What is an Abusive Relationship?

Pretty young woman seated on floor with depressed expression. White background.Abusive relationships are not limited to children and lower income adults.  Relationships that are rooted in abuse are more common than one might think. They are in places where no one would even think to look.  There are signs, but if you are not expecting any signs of abuse to be there, you will miss all the warning signs and red flags.

There are also different forms of abuse.  There is physical abuse, where a stronger person hurts a weaker person.  There is psychological abuse which cause fear, negative self-image, and feelings of helplessness.  All forms of abuse are rooted in the need to control another person.  Control is the ultimate outcome.

Forms of physical abuse include, but are not limited to;

  • Invading body space and standing over the other person in a threatening manner.
  • ‘Mock’ physical abuse, such as raising a hand as if to strike, ‘just missing’ and sudden movements.
  • ‘Accidentally’ causing distress or harm by way of touching, pushing, bumping and tripping.
  • Aggressively and directly harming by way of punching, gripping, cutting and burning.

Forms of weakened resistance that will lead to psychological abuse include, but are not limited to;

  • Nit-picking, criticizing them for every little thing.
  • Exhausting demands that require long hours of work.
  • Criticizing the person’s character, indicating they are wholly incompetent.
  • Guilt trips, blaming them for things which go wrong.
  • Random acts of violence that leave the abused person constantly in uncertainty and fear.
  • Occasional acts of kindness that prove they are ‘not all bad’.
  • Threatening to throw them (and the children) out on the streets.
  • Repeatedly dragging up ‘things done wrong’ in the past.
  • Saying that if the abuser leaves the person will be devastated, lose their job or otherwise harmed.
  • Threatening extreme acts if the abused leaves (and blaming them for it), such as ‘suing for everything’, killing the abuser or committing suicide themselves.

The weakened person falls into a position of learned helplessness where they see no hope of change and no opportunity to leave.


Forms of psychological abuse include, but are not limited to;

  • Criticizing actions and decisions.
  • Telling them they are stupid and lack intelligence.
  • Telling them they are unattractive.
  • Calling them names, comparing them with people in low social positions.
  • Criticizing them in front of others.

The first thing you need to do if you suspect that you are in an abusive situation is to educate yourself on what abuse really means and what it looks like.  Look at the types and examples that I provided in the beginning of this blog and if you feel that any of them relate to you, then you need to research it further.  Keep in mind that if you are in an abusive situation, it is not your fault.  The abuser is at fault.  You have done nothing to deserve any form of abuse, even if you have made terrible mistakes.

The second thing you need to do is to find a safe place to stay if you are in physical danger.  Women’s shelters are an excellent place to start.  Your friends and family are another source of safety.  Get somewhere safe and rest.  You will need time to heal.

The third thing to do is to figure out how to rebuild your life.  See a therapist or join a support group.  Support groups are a wealth of information and will be able to provide resources you may not have known about.
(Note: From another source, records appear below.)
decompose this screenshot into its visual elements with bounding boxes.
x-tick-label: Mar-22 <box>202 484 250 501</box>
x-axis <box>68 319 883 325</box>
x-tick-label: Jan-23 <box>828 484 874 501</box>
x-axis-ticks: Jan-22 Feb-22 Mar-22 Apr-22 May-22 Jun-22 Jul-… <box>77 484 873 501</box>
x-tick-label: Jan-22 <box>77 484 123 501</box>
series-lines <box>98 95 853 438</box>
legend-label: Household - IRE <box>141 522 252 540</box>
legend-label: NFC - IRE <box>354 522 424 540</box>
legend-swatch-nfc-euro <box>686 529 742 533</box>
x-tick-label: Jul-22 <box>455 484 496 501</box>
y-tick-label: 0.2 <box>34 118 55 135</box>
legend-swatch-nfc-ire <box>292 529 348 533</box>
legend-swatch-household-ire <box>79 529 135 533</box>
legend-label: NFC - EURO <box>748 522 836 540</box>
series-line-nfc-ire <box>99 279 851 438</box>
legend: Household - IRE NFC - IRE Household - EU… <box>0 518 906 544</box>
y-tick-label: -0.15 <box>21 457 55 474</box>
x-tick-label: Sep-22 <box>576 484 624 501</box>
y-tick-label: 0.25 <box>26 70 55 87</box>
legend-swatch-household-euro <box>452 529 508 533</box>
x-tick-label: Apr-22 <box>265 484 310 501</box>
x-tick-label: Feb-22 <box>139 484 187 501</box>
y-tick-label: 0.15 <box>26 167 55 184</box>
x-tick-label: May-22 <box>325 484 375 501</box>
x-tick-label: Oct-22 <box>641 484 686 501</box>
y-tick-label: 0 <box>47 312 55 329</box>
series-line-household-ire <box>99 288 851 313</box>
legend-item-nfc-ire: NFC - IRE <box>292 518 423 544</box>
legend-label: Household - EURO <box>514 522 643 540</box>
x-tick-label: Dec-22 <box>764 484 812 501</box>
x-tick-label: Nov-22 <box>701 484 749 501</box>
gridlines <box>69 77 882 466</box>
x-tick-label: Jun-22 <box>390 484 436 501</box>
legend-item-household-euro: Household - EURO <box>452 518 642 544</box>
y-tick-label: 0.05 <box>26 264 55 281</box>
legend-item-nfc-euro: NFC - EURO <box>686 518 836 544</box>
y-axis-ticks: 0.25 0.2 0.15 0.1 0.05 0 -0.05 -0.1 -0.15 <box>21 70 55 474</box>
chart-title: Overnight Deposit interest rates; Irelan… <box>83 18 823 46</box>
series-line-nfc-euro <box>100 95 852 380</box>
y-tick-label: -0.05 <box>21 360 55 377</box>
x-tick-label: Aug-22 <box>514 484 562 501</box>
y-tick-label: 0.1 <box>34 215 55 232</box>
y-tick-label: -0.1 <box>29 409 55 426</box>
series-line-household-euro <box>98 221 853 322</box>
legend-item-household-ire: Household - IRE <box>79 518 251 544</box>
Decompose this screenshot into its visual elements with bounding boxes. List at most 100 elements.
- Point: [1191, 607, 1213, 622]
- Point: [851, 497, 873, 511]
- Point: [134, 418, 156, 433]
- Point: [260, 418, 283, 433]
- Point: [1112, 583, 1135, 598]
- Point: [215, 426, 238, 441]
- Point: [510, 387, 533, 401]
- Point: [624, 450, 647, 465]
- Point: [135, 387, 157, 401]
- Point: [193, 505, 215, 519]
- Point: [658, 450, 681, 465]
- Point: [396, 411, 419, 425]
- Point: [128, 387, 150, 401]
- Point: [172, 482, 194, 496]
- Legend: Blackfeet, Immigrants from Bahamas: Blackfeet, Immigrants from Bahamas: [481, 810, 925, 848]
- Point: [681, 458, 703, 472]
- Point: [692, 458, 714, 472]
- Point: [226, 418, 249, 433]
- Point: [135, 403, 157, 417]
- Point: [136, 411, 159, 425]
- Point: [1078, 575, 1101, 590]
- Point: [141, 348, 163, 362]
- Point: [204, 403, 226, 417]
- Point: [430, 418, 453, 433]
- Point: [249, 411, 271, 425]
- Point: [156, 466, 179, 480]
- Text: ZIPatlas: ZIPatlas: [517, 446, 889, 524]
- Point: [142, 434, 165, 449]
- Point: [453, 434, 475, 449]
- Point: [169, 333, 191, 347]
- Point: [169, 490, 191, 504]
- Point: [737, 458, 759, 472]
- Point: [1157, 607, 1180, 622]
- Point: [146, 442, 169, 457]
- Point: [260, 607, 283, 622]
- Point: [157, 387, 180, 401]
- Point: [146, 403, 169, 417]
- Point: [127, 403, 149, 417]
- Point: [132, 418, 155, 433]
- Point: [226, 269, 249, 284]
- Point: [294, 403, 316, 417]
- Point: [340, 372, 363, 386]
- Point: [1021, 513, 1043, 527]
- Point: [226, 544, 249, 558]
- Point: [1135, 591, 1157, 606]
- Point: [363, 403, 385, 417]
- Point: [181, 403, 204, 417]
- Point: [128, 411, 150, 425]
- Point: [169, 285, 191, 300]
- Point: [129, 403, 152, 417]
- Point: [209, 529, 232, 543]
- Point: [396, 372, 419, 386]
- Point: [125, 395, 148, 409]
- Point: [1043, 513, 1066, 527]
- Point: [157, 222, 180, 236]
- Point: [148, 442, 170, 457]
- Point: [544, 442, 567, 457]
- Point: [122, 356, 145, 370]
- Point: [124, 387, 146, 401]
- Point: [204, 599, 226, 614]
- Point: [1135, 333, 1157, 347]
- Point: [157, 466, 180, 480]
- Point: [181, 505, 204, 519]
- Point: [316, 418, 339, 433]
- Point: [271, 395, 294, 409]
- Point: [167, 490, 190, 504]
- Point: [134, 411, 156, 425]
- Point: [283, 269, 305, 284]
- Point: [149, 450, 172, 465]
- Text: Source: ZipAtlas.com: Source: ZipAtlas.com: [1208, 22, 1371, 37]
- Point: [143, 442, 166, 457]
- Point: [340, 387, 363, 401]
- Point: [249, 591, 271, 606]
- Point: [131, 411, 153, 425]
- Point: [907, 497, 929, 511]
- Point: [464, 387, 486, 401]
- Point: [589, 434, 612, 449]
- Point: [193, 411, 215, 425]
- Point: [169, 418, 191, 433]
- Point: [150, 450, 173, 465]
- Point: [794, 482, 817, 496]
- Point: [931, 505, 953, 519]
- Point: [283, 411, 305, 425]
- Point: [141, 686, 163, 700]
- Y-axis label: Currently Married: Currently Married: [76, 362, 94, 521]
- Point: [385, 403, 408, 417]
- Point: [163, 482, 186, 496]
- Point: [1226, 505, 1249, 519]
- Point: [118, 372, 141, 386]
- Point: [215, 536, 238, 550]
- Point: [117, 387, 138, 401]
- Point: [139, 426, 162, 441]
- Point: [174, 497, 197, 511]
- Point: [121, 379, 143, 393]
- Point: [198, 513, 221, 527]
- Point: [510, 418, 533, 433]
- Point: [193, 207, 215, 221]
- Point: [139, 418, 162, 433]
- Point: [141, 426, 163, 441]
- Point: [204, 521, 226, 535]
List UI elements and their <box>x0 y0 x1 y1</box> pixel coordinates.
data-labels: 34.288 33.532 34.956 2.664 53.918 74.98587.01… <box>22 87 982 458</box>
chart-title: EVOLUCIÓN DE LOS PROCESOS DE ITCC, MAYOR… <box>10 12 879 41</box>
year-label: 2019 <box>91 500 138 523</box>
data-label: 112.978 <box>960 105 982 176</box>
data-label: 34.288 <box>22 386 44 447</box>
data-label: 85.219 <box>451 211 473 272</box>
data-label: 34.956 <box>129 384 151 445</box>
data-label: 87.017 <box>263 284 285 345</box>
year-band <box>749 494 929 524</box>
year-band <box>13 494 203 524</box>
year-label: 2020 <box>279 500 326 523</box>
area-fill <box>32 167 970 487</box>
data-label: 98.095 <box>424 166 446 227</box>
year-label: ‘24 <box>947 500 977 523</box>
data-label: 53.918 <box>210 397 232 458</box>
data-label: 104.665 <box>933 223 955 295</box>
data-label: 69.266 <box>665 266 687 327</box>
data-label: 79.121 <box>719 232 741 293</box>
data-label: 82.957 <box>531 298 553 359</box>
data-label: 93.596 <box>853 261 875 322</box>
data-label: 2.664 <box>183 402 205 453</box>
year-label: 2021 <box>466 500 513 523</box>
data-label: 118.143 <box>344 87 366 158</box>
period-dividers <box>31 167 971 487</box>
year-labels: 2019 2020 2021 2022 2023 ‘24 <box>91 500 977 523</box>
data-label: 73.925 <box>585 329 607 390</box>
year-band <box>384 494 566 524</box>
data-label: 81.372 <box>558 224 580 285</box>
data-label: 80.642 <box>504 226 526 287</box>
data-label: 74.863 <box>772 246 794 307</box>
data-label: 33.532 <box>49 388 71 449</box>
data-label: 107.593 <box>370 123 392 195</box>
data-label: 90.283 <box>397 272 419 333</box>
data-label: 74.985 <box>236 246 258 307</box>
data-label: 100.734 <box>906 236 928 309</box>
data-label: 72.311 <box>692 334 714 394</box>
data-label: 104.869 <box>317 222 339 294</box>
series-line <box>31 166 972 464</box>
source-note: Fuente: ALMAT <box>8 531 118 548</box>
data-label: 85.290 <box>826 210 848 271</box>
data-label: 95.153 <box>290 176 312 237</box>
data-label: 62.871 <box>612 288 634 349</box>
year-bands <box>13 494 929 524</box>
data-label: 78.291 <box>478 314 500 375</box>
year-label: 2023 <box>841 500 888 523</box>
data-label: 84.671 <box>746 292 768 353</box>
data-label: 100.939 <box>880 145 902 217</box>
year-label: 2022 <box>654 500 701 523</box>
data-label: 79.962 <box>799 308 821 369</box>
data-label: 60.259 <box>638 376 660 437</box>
The fourth thing you need to do is to try to understand why you were abused, from the abuser’s point of view.  I know this sounds strange, but sometimes, empathy gives you a deeper understanding as to why that person was like that and it will give you a sense of peace.  Once you are truly able to understand that the abuse you received had nothing to do with you, you will be able to easily forgive and move on.

Abuse, in any form, is unacceptable.  You have a right to stand up to it and fight back.  You are a person and you matter.